Di samping itu masih ada proyek raksasa transisi energi yang berskala nasional. Sejak tahun 2000, Jerman telah mengeluarkan 500 miliar Euro untuk proyek tersebut. Proyek transisi energi ini bertujuan mengganti bahan bakar fosil dan tenaga nuklir dengan tenaga angin dan tenaga surya, dan sebagian besar dengan menggunakan teknologi hasil pengembangan sendiri. Teknologi hijau menyumbangkan sekitar 15 persen produk domestik bruto Jerman. Negara Jerman secara keseluruhan hendak mencapai netralitas karbon sampai tahun 2045. Apakah komitmen ini akan dapat dipenuhi?

Sulit untuk memastikannya. Untuk itu diperlukan perubahan-perubahan besar. Dan mengumumkan bahwa kita akan mengedepankan perilaku berkelanjutan selalu lebih mudah daripada melakukannya.

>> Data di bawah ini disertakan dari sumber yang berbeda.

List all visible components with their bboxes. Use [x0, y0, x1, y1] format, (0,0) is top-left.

Di antara teman-teman Jerman kita selalu akan ada orang yang hanya memakai baju dari bahan rami, memuji-muji homeopati, melakukan daur ulang secara ketat, dan selalu membeli ayam organik dari toserba organik, tetapi menutup mata bahwa mereka pergi ke sana naik mobil diesel (dengan stiker “Tenaga Nuklir? Tidak usah, terima kasih” di kaca belakang, tentu saja), bepergian naik pesawat terbang delapan kali setahun, dan lima kali seminggu makan hidangan daging di kantin di kantor. Di kantor yang seharusnya terjangkau dengan naik sepeda, kalau saja pemerintah di negeri yang konon berhaluan hijau ini mau bersusah payah membangun prasarana yang diperlukan untuk itu. Bagi mereka yang kini mengerutkan kening dengan kesal karena diskrepansi tersebut – kemauan sebenarnya ada, tapi tidak semua perkara bisa dimenangkan.

Begitulah Jerman.

Anda ingin tahu kelanjutan hari kerja pertama saya di Leipzig? Sementara kami di kantin masih membahas pemilahan sampah, dan saya berusaha mengingat-ingat kemasan mana harus masuk ke tong yang mana, Nyonya Krump si petugas kebersihan datang. “Di bawah nanti semuanya dibuang ke dalam satu tong,” ia bergumam. Lutut Andreas, atasan saya, langsung lemas. “Apa?” seseorang berseru dengan lantang dari belakang.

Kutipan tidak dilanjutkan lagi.